This is the third book I have reviewed for a Zondervan Blog Tour and I was thankful to be a part of this one because I truly enjoyed this book. I found in this book everything that I felt was lacking from the first book I read for the Zondervan Blog Tour: Multi-Site Church Road Trip.
Some background: I am working on starting a missional community within the life of Central United Methodist Church where I serve. This book was one of those God-convergence moments where I was thankful that it was given to me because the Ferguson brothers have some very good practical and motivational advice that will help me frame the strategic steps forward.
Let me start by saying that this book is a great read for any leader within the church (I think an argument could be made for it being a good read for any leader of a movement, but if you don’t like Christ-centered philosophy then it might not be a good read if one is outside the church). It is one of those often hard to come by books that is both practically and theologically grounded at the same time (it is sad that often books are either very “theologically grounded” but lacking some practical advice or the inverse). Many of the theology behind their “practices” of leadership development, church development, and network development are based on stories from Scripture (see Acts 8…it is a favorite reference of Dave).
One of the best parts about this book is that their advice and thoughts are not only theologically grounded, they also are grounded within the narrative of their own experiences at Community Christian Church and the NewThing Network. I often find it valuable if I can join a narrative journey with someone to see how their practices took root (both struggles and victories).
So what can you expect to find inside the pages that will help you? A very strong guide to leadership development which helps make a vision given by God into an incarnate reality. What it isn’t is actually what is the best about it: it isn’t a carbon-copy formula.

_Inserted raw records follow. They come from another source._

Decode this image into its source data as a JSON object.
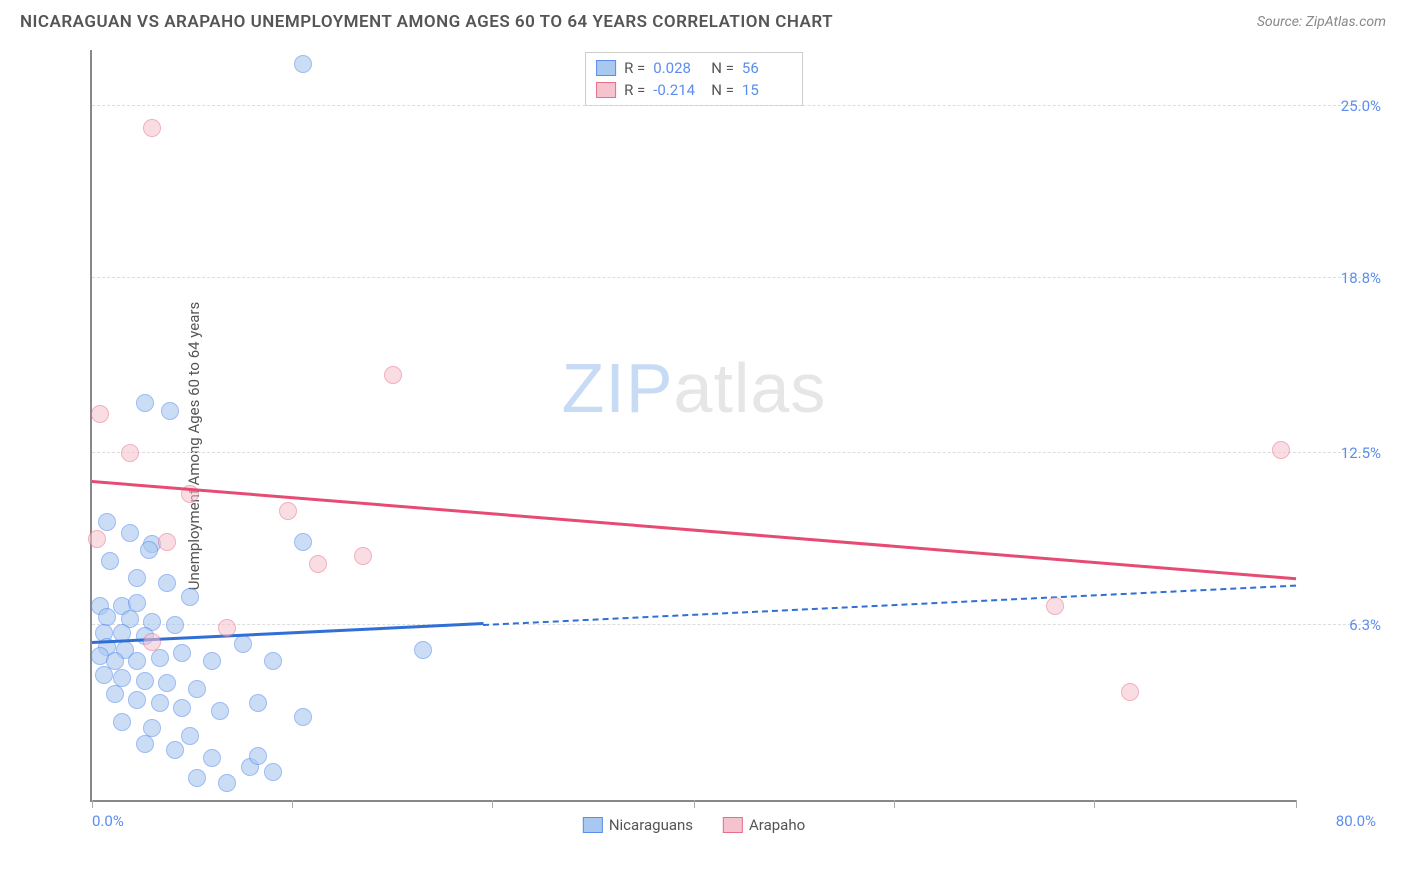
{
  "header": {
    "title": "NICARAGUAN VS ARAPAHO UNEMPLOYMENT AMONG AGES 60 TO 64 YEARS CORRELATION CHART",
    "source": "Source: ZipAtlas.com"
  },
  "watermark": {
    "part1": "ZIP",
    "part2": "atlas"
  },
  "chart": {
    "type": "scatter",
    "y_axis_label": "Unemployment Among Ages 60 to 64 years",
    "background_color": "#ffffff",
    "grid_color": "#dddddd",
    "axis_color": "#888888",
    "tick_label_color": "#5b8def",
    "xlim": [
      0,
      80
    ],
    "ylim": [
      0,
      27
    ],
    "x_min_label": "0.0%",
    "x_max_label": "80.0%",
    "x_tick_positions": [
      0,
      13.3,
      26.6,
      40,
      53.3,
      66.6,
      80
    ],
    "y_gridlines": [
      {
        "value": 6.3,
        "label": "6.3%"
      },
      {
        "value": 12.5,
        "label": "12.5%"
      },
      {
        "value": 18.8,
        "label": "18.8%"
      },
      {
        "value": 25.0,
        "label": "25.0%"
      }
    ],
    "series": [
      {
        "name": "Nicaraguans",
        "fill_color": "#a8c8ef",
        "stroke_color": "#5b8def",
        "fill_opacity": 0.6,
        "marker_radius": 9,
        "trend_color": "#2f6fd6",
        "trend_start": {
          "x": 0,
          "y": 5.6
        },
        "trend_solid_end_x": 26,
        "trend_end": {
          "x": 80,
          "y": 7.7
        },
        "points": [
          {
            "x": 14,
            "y": 26.5
          },
          {
            "x": 3.5,
            "y": 14.3
          },
          {
            "x": 5.2,
            "y": 14.0
          },
          {
            "x": 1,
            "y": 10.0
          },
          {
            "x": 2.5,
            "y": 9.6
          },
          {
            "x": 4,
            "y": 9.2
          },
          {
            "x": 1.2,
            "y": 8.6
          },
          {
            "x": 3.8,
            "y": 9.0
          },
          {
            "x": 14,
            "y": 9.3
          },
          {
            "x": 3,
            "y": 8.0
          },
          {
            "x": 5,
            "y": 7.8
          },
          {
            "x": 6.5,
            "y": 7.3
          },
          {
            "x": 0.5,
            "y": 7.0
          },
          {
            "x": 2,
            "y": 7.0
          },
          {
            "x": 3,
            "y": 7.1
          },
          {
            "x": 1,
            "y": 6.6
          },
          {
            "x": 2.5,
            "y": 6.5
          },
          {
            "x": 4,
            "y": 6.4
          },
          {
            "x": 5.5,
            "y": 6.3
          },
          {
            "x": 0.8,
            "y": 6.0
          },
          {
            "x": 2,
            "y": 6.0
          },
          {
            "x": 3.5,
            "y": 5.9
          },
          {
            "x": 1,
            "y": 5.5
          },
          {
            "x": 2.2,
            "y": 5.4
          },
          {
            "x": 0.5,
            "y": 5.2
          },
          {
            "x": 1.5,
            "y": 5.0
          },
          {
            "x": 3,
            "y": 5.0
          },
          {
            "x": 4.5,
            "y": 5.1
          },
          {
            "x": 6,
            "y": 5.3
          },
          {
            "x": 8,
            "y": 5.0
          },
          {
            "x": 10,
            "y": 5.6
          },
          {
            "x": 12,
            "y": 5.0
          },
          {
            "x": 22,
            "y": 5.4
          },
          {
            "x": 0.8,
            "y": 4.5
          },
          {
            "x": 2,
            "y": 4.4
          },
          {
            "x": 3.5,
            "y": 4.3
          },
          {
            "x": 5,
            "y": 4.2
          },
          {
            "x": 7,
            "y": 4.0
          },
          {
            "x": 1.5,
            "y": 3.8
          },
          {
            "x": 3,
            "y": 3.6
          },
          {
            "x": 4.5,
            "y": 3.5
          },
          {
            "x": 6,
            "y": 3.3
          },
          {
            "x": 8.5,
            "y": 3.2
          },
          {
            "x": 11,
            "y": 3.5
          },
          {
            "x": 14,
            "y": 3.0
          },
          {
            "x": 2,
            "y": 2.8
          },
          {
            "x": 4,
            "y": 2.6
          },
          {
            "x": 6.5,
            "y": 2.3
          },
          {
            "x": 3.5,
            "y": 2.0
          },
          {
            "x": 5.5,
            "y": 1.8
          },
          {
            "x": 8,
            "y": 1.5
          },
          {
            "x": 10.5,
            "y": 1.2
          },
          {
            "x": 12,
            "y": 1.0
          },
          {
            "x": 7,
            "y": 0.8
          },
          {
            "x": 9,
            "y": 0.6
          },
          {
            "x": 11,
            "y": 1.6
          }
        ]
      },
      {
        "name": "Arapaho",
        "fill_color": "#f5c3cd",
        "stroke_color": "#e76f8c",
        "fill_opacity": 0.55,
        "marker_radius": 9,
        "trend_color": "#e54b73",
        "trend_start": {
          "x": 0,
          "y": 11.4
        },
        "trend_solid_end_x": 80,
        "trend_end": {
          "x": 80,
          "y": 7.9
        },
        "points": [
          {
            "x": 4,
            "y": 24.2
          },
          {
            "x": 20,
            "y": 15.3
          },
          {
            "x": 0.5,
            "y": 13.9
          },
          {
            "x": 2.5,
            "y": 12.5
          },
          {
            "x": 79,
            "y": 12.6
          },
          {
            "x": 6.5,
            "y": 11.0
          },
          {
            "x": 13,
            "y": 10.4
          },
          {
            "x": 0.3,
            "y": 9.4
          },
          {
            "x": 5,
            "y": 9.3
          },
          {
            "x": 15,
            "y": 8.5
          },
          {
            "x": 18,
            "y": 8.8
          },
          {
            "x": 64,
            "y": 7.0
          },
          {
            "x": 9,
            "y": 6.2
          },
          {
            "x": 4,
            "y": 5.7
          },
          {
            "x": 69,
            "y": 3.9
          }
        ]
      }
    ],
    "legend_top": [
      {
        "series_index": 0,
        "r_label": "R =",
        "r_value": "0.028",
        "n_label": "N =",
        "n_value": "56"
      },
      {
        "series_index": 1,
        "r_label": "R =",
        "r_value": "-0.214",
        "n_label": "N =",
        "n_value": "15"
      }
    ],
    "legend_bottom": [
      {
        "series_index": 0,
        "label": "Nicaraguans"
      },
      {
        "series_index": 1,
        "label": "Arapaho"
      }
    ]
  }
}
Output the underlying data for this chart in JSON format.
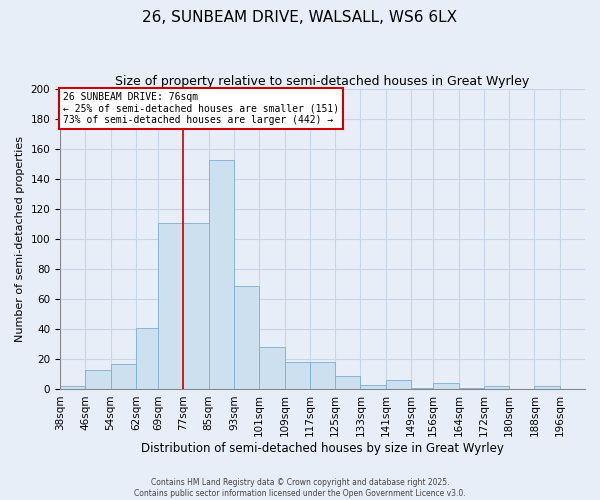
{
  "title": "26, SUNBEAM DRIVE, WALSALL, WS6 6LX",
  "subtitle": "Size of property relative to semi-detached houses in Great Wyrley",
  "xlabel": "Distribution of semi-detached houses by size in Great Wyrley",
  "ylabel": "Number of semi-detached properties",
  "bin_labels": [
    "38sqm",
    "46sqm",
    "54sqm",
    "62sqm",
    "69sqm",
    "77sqm",
    "85sqm",
    "93sqm",
    "101sqm",
    "109sqm",
    "117sqm",
    "125sqm",
    "133sqm",
    "141sqm",
    "149sqm",
    "156sqm",
    "164sqm",
    "172sqm",
    "180sqm",
    "188sqm",
    "196sqm"
  ],
  "bin_edges": [
    38,
    46,
    54,
    62,
    69,
    77,
    85,
    93,
    101,
    109,
    117,
    125,
    133,
    141,
    149,
    156,
    164,
    172,
    180,
    188,
    196
  ],
  "bar_heights": [
    2,
    13,
    17,
    41,
    111,
    111,
    153,
    69,
    28,
    18,
    18,
    9,
    3,
    6,
    1,
    4,
    1,
    2,
    0,
    2
  ],
  "bar_color": "#cce0f0",
  "bar_edgecolor": "#7aafd4",
  "vline_x": 77,
  "vline_color": "#cc0000",
  "ylim": [
    0,
    200
  ],
  "yticks": [
    0,
    20,
    40,
    60,
    80,
    100,
    120,
    140,
    160,
    180,
    200
  ],
  "annotation_title": "26 SUNBEAM DRIVE: 76sqm",
  "annotation_line1": "← 25% of semi-detached houses are smaller (151)",
  "annotation_line2": "73% of semi-detached houses are larger (442) →",
  "annotation_box_facecolor": "#ffffff",
  "annotation_box_edgecolor": "#cc0000",
  "footer1": "Contains HM Land Registry data © Crown copyright and database right 2025.",
  "footer2": "Contains public sector information licensed under the Open Government Licence v3.0.",
  "bg_color": "#e8eef8",
  "grid_color": "#c8d4e8",
  "title_fontsize": 11,
  "subtitle_fontsize": 9,
  "xlabel_fontsize": 8.5,
  "ylabel_fontsize": 8,
  "tick_fontsize": 7.5,
  "annotation_fontsize": 7,
  "footer_fontsize": 5.5
}
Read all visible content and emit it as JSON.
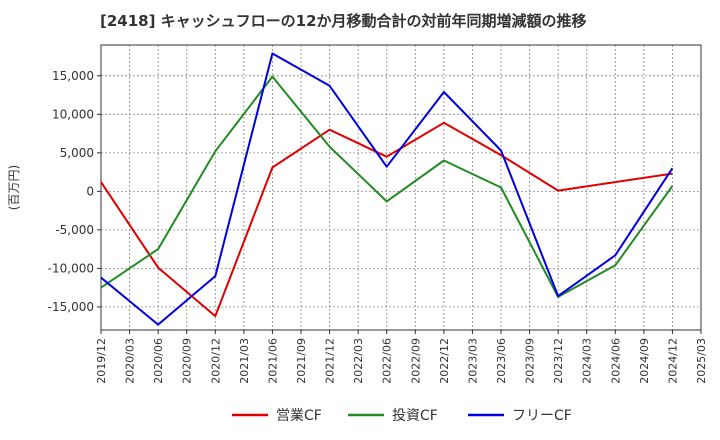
{
  "chart_data": {
    "type": "line",
    "title": "[2418]  キャッシュフローの12か月移動合計の対前年同期増減額の推移",
    "ylabel": "(百万円)",
    "xlabel": "",
    "ylim": [
      -18000,
      19000
    ],
    "yticks": [
      15000,
      10000,
      5000,
      0,
      -5000,
      -10000,
      -15000
    ],
    "ytick_labels": [
      "15,000",
      "10,000",
      "5,000",
      "0",
      "-5,000",
      "-10,000",
      "-15,000"
    ],
    "categories": [
      "2019/12",
      "2020/03",
      "2020/06",
      "2020/09",
      "2020/12",
      "2021/03",
      "2021/06",
      "2021/09",
      "2021/12",
      "2022/03",
      "2022/06",
      "2022/09",
      "2022/12",
      "2023/03",
      "2023/06",
      "2023/09",
      "2023/12",
      "2024/03",
      "2024/06",
      "2024/09",
      "2024/12",
      "2025/03"
    ],
    "series": [
      {
        "name": "営業CF",
        "color": "#e00000",
        "points": [
          [
            "2019/12",
            1200
          ],
          [
            "2020/06",
            -9900
          ],
          [
            "2020/12",
            -16200
          ],
          [
            "2021/06",
            3100
          ],
          [
            "2021/12",
            8000
          ],
          [
            "2022/06",
            4500
          ],
          [
            "2022/12",
            8900
          ],
          [
            "2023/06",
            4700
          ],
          [
            "2023/12",
            100
          ],
          [
            "2024/12",
            2300
          ]
        ]
      },
      {
        "name": "投資CF",
        "color": "#228b22",
        "points": [
          [
            "2019/12",
            -12500
          ],
          [
            "2020/06",
            -7500
          ],
          [
            "2020/12",
            5200
          ],
          [
            "2021/06",
            14900
          ],
          [
            "2021/12",
            5800
          ],
          [
            "2022/06",
            -1300
          ],
          [
            "2022/12",
            4000
          ],
          [
            "2023/06",
            500
          ],
          [
            "2023/12",
            -13700
          ],
          [
            "2024/06",
            -9600
          ],
          [
            "2024/12",
            700
          ]
        ]
      },
      {
        "name": "フリーCF",
        "color": "#0000e0",
        "points": [
          [
            "2019/12",
            -11200
          ],
          [
            "2020/06",
            -17300
          ],
          [
            "2020/12",
            -11000
          ],
          [
            "2021/06",
            17900
          ],
          [
            "2021/12",
            13700
          ],
          [
            "2022/06",
            3200
          ],
          [
            "2022/12",
            12900
          ],
          [
            "2023/06",
            5300
          ],
          [
            "2023/12",
            -13600
          ],
          [
            "2024/06",
            -8300
          ],
          [
            "2024/12",
            3000
          ]
        ]
      }
    ],
    "legend_position": "bottom",
    "grid": true
  }
}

The principles, in my opinion, lend themselves to the context one might find themselves in and can be adapted as such. It really isn’t communicated as do X then X and get Y. Rather it is more: here are some principles to guide your decisions and to help you turn the vision into a movement. I particularly enjoyed their chapter “Reproducing Artists” because it took seriously the importance of the artistic and creative community in the life of the overall church and took seriously giving advice on how to connect with this community which in places has disconnected with the church.
One of the other benefits is that while the book progresses towards reproduction all the way from leaders to movements, those who may be parts of denominations still can benefit from the parts leading up to the “networks” and “movements” (for instance as a Methodist there might be ways to follow the network creation reproduction but I am not sure how and the movement part could be a movement of renewal within Methodism but the philosophies of the networks and movements by the Ferguson brothers would definitely push against the denomination in many ways). The strong principles of how to take seriously reproducing leaders is one thing that I think the Methodist denomination could benefit from.
Now one thing some people might find annoying is the * within the text that links to a comment box that has a comment from Jon Ferguson. Now, I say “some” people because some might find it distracting and others might be put off by Jon’s sarcasm. I, however, am not one of those people. I found the addition of Jon’s sarcasm and the break it brought into the reading helped transform the reading of a book into the feel of a conversation. It kept the mood of the reading light and for me added some great laughs in the midst of the reading.
Overall, I think this is a great book that will be a great asset to God’s movement in the world. Thanks to both of them for sharing their insights.